Steve’s death from a heart attack was completely unexpected. He was 49 with no known health issues. He was a successful and widely respected businessman as well as an officer of the congregation. His loss will be felt for a long time.

Elaine Pagels begins her book Beyond Belief with a reference to standing in a church vestibule. She is not a churchgoer. But a few days before, a doctor had told Pagels and her husband that their two-year-old son was terminally ill.

“Standing in the back of that church, I recognized, un comfortably, that I needed to be there. . . . Here was a place to weep without imposing tears upon your child; and here was a heterogeneous community that had gathered to sing, to celebrate, to acknowledge common needs, and to deal with what we cannot control or imagine. . . . Here is a family that knows how to face death.”

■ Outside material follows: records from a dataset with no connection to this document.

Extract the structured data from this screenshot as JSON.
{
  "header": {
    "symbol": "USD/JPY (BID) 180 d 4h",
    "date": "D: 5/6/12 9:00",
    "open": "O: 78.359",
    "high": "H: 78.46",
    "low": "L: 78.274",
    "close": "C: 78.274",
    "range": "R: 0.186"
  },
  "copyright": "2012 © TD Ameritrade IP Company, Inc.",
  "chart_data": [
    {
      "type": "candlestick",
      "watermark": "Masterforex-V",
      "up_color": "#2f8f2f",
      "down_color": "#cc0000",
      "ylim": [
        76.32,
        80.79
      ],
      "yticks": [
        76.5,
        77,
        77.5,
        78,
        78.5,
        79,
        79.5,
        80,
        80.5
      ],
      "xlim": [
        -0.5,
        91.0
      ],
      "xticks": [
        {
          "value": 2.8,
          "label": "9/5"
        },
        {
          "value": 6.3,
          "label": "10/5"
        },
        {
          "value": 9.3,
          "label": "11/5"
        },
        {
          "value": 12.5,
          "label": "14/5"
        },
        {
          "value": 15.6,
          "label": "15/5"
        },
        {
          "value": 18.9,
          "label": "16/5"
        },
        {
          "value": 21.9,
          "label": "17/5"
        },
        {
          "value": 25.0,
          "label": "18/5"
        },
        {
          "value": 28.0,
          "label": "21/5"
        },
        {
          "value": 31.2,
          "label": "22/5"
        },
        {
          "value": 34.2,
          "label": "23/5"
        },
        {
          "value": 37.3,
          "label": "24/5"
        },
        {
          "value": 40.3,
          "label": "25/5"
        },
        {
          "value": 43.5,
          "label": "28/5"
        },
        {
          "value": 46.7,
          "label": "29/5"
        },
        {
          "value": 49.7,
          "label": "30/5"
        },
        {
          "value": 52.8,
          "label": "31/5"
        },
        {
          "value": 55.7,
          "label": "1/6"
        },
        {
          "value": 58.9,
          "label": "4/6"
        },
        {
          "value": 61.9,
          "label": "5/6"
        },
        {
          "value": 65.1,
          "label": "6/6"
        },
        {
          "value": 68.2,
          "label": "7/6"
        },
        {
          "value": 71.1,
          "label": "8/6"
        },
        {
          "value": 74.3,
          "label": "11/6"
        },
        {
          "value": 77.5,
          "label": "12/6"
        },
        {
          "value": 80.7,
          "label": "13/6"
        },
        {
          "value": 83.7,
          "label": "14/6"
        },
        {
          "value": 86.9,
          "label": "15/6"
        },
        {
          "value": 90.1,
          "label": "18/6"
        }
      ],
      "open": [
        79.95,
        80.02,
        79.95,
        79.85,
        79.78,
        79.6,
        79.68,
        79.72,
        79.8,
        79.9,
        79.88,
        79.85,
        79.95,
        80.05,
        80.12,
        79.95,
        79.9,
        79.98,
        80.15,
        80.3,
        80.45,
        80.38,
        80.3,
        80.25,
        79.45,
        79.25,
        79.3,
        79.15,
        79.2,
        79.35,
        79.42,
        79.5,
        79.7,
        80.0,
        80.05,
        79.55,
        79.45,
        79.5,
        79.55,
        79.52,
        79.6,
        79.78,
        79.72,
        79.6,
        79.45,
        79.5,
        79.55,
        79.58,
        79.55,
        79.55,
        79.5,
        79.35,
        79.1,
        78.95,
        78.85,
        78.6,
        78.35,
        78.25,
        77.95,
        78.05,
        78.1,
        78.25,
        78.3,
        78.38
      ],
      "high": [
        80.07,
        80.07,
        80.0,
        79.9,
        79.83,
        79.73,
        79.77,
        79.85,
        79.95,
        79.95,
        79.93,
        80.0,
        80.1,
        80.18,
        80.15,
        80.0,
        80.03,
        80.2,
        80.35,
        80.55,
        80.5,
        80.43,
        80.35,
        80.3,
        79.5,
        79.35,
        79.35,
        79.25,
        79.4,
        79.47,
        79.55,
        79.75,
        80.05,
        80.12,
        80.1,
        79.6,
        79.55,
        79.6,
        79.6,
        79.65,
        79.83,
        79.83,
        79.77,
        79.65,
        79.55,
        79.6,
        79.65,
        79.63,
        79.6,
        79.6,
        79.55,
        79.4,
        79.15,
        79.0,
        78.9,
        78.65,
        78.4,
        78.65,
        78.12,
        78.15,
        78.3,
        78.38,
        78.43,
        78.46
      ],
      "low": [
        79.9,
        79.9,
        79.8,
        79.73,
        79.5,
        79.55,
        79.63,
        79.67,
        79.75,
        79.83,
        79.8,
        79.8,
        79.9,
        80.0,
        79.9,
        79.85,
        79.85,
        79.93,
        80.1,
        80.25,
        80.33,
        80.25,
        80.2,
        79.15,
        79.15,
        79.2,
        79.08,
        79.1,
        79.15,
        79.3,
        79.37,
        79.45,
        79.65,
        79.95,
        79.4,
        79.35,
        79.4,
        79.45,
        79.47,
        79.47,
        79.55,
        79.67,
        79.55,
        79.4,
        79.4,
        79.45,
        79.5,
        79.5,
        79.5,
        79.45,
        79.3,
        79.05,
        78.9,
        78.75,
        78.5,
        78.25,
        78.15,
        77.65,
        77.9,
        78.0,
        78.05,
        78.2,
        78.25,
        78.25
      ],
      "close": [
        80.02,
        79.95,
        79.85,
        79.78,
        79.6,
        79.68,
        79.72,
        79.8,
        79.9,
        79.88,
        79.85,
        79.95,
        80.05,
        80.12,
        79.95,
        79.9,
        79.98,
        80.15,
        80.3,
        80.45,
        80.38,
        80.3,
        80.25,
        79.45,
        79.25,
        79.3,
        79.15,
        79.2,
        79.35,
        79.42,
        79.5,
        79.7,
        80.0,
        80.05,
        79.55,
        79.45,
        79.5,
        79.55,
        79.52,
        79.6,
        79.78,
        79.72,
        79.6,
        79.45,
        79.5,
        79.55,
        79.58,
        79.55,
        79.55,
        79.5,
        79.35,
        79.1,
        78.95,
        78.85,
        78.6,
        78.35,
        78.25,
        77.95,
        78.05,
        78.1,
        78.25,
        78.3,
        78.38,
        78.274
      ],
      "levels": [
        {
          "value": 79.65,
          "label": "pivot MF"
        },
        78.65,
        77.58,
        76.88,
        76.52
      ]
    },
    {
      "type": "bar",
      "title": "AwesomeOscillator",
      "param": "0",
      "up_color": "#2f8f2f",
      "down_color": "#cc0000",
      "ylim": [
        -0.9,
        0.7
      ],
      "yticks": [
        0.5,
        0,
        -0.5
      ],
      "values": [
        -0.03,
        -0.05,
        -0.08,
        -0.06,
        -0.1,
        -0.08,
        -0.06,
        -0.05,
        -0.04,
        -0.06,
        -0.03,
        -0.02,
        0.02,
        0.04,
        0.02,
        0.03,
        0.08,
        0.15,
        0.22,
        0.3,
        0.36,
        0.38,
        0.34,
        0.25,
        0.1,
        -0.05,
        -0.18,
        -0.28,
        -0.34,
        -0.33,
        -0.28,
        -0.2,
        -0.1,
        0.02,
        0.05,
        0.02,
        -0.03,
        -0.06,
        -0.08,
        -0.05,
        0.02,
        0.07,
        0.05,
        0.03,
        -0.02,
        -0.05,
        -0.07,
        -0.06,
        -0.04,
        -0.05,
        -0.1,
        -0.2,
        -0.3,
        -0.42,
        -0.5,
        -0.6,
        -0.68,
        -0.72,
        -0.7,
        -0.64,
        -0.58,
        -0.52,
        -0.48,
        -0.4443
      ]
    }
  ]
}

The rock-bottom reason for the church’s existence is to be a community that knows how to deal with death. We gather around Steve’s wife and daughter with love and support, reach out in phone calls, e-mails and personal encounters: “We’re praying for you; you are in my heart; we love you.” In liturgy and the great hymns of the faith, we express the hope of the gospel for the bereaved—that death does not have the last word about us, God does. After “a witness to the resurrection,” the liturgical celebration of Steve’s life, the community will continue to let wife and daughter know that they are surrounded by God’s love as reflected in the community’s love.

From thousands of miles away, I was grateful for the church. On the day of the funeral in Chicago, my wife and I walked to a nearby village and found the parish church door open. We walked in and sat in silence for ten minutes, thinking about and praying for a community of faith thousands of miles away.